S&P 600 and especially 400 is unlikely. Most blue chips are already trading at single-digit P/E.
I cannot comment on where I think the S&P will go to. However making the support level calls of 400 and 600 doesn't take to much rocket science. When the S&P pushed through 2002 support levels that was very significant from a technical point of view. Through the past 3 weeks we had touched it but bounced off it. On Thursday however we busted through it and Friday it was not until the miracle last 90 minutes that we recovered. Note however this "recovery" only brought us UP to that level. The 600 support level was a minor retracement from July of 1996. Not sure if I would even call it a support level but I don't know much about technical analysis. The stronger support in the low 400's, actually 375 is found back in 1991.
Just to put things in perspective in a matter of months we have seen the S&P fall to levels not seen since 1997.
However after more then 3 years we have seen a much more modest depreciation in housing. Those who think we will see a quick move down in housing, or that the bottom will be within a year or so are sadly mistaken.
Now do I think the S&P will find 600? Do not know at all. I think there sure the heck is alot of money on the sidelines right now though.
All I can say if Gold hits 2000 is
YEA !!!! WHOOO !!!!
Get my gold dredge out I am heading NORTH !!!!
Gold is setting up a major short sale right now, if it can just rally a bit more and have the commercials go to the short side, it will be about as good a sell signal as there can be. Gold has never been a hedge against market declines and never will be. Just study what it has done historically during stock market declines. It is in a downtrend so selling rallies is the correct trade. I could care less about his opinion, as a trader his track record is not good even though he has been right occasionally. Remember he was about 4 years early on housing.
SP 500 600 I do think will happen before this decline is over, but do not know the timing of that. I am hoping for a sharp rally to short.
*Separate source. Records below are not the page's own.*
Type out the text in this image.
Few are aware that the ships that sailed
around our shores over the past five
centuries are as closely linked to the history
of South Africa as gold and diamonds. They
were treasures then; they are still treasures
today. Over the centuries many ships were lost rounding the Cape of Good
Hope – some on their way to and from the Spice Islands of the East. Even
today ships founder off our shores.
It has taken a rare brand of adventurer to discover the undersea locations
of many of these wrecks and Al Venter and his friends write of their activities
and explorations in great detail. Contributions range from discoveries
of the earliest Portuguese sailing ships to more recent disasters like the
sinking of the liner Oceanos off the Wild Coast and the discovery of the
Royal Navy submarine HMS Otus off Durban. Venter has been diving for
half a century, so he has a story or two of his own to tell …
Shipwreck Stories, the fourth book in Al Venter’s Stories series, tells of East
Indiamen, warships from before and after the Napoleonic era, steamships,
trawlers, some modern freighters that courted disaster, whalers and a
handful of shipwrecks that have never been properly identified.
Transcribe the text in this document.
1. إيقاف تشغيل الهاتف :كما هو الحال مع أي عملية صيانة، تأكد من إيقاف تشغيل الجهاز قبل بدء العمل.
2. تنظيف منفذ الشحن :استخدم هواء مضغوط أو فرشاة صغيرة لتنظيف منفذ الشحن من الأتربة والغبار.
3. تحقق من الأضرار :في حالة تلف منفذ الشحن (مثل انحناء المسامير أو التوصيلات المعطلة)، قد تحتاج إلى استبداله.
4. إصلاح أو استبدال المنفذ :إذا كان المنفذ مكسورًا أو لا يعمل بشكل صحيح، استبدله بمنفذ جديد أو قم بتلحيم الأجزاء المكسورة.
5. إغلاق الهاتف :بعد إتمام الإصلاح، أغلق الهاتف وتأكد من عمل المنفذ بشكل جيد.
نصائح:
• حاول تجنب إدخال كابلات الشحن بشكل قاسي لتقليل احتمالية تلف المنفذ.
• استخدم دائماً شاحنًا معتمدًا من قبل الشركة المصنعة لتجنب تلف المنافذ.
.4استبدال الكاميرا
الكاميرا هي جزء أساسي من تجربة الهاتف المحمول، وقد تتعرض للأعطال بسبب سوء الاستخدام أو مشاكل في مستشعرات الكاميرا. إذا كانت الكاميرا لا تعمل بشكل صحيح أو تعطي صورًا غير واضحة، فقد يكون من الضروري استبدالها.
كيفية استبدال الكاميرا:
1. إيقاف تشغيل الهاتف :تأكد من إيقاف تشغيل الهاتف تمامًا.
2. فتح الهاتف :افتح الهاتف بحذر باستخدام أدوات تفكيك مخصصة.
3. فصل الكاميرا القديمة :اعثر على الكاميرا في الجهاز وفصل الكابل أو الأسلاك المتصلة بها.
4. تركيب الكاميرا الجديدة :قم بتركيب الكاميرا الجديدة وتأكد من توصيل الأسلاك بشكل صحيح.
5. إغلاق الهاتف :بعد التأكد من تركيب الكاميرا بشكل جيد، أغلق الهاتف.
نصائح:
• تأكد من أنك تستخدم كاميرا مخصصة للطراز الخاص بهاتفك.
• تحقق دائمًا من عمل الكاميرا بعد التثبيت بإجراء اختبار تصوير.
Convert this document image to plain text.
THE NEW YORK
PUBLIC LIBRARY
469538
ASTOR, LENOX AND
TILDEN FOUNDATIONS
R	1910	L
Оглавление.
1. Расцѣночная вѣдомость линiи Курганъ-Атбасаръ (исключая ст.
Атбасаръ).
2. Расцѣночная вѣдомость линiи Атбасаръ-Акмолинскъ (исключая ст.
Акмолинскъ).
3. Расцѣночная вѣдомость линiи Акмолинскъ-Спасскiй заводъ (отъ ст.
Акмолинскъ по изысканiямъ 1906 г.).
The PPT last hour move on Friday means nothing big picture.
Agree with Chris on this one. Every rally we'll see for the next year, is a short set-up opportunity. Gold has done well to hold it's level of decline from $1045 this year. So in relative terms it is doing very well. But to see it actually make a new high and hold it in US$, would be counter to vitually every historical recession/depression event on record.
I would have to agree with Chris as well. Especially the statement about gold.
Gold prices are a function of supply and demand. If people lose all their money in stock market and lose their jobs buying gold is the last thing on their mind.
Gold will rise only if the government floods the market with $$$. The Feds are stingy with cash - they did back out the initial program to buy troubled assets. Of course they reversed course with Citicorp.
It is not like the banks are freely lending money.
Gold prices are a function of supply and demand. If people lose all their money in stock market and lose their jobs buying gold is the last thing on their mind.
Gold will rise only if the government floods the market with $$$. The Feds are stingy with cash - they did back out the initial program to buy troubled assets. Of course they reversed course with Citicorp.
It is not like the banks are freely lending money.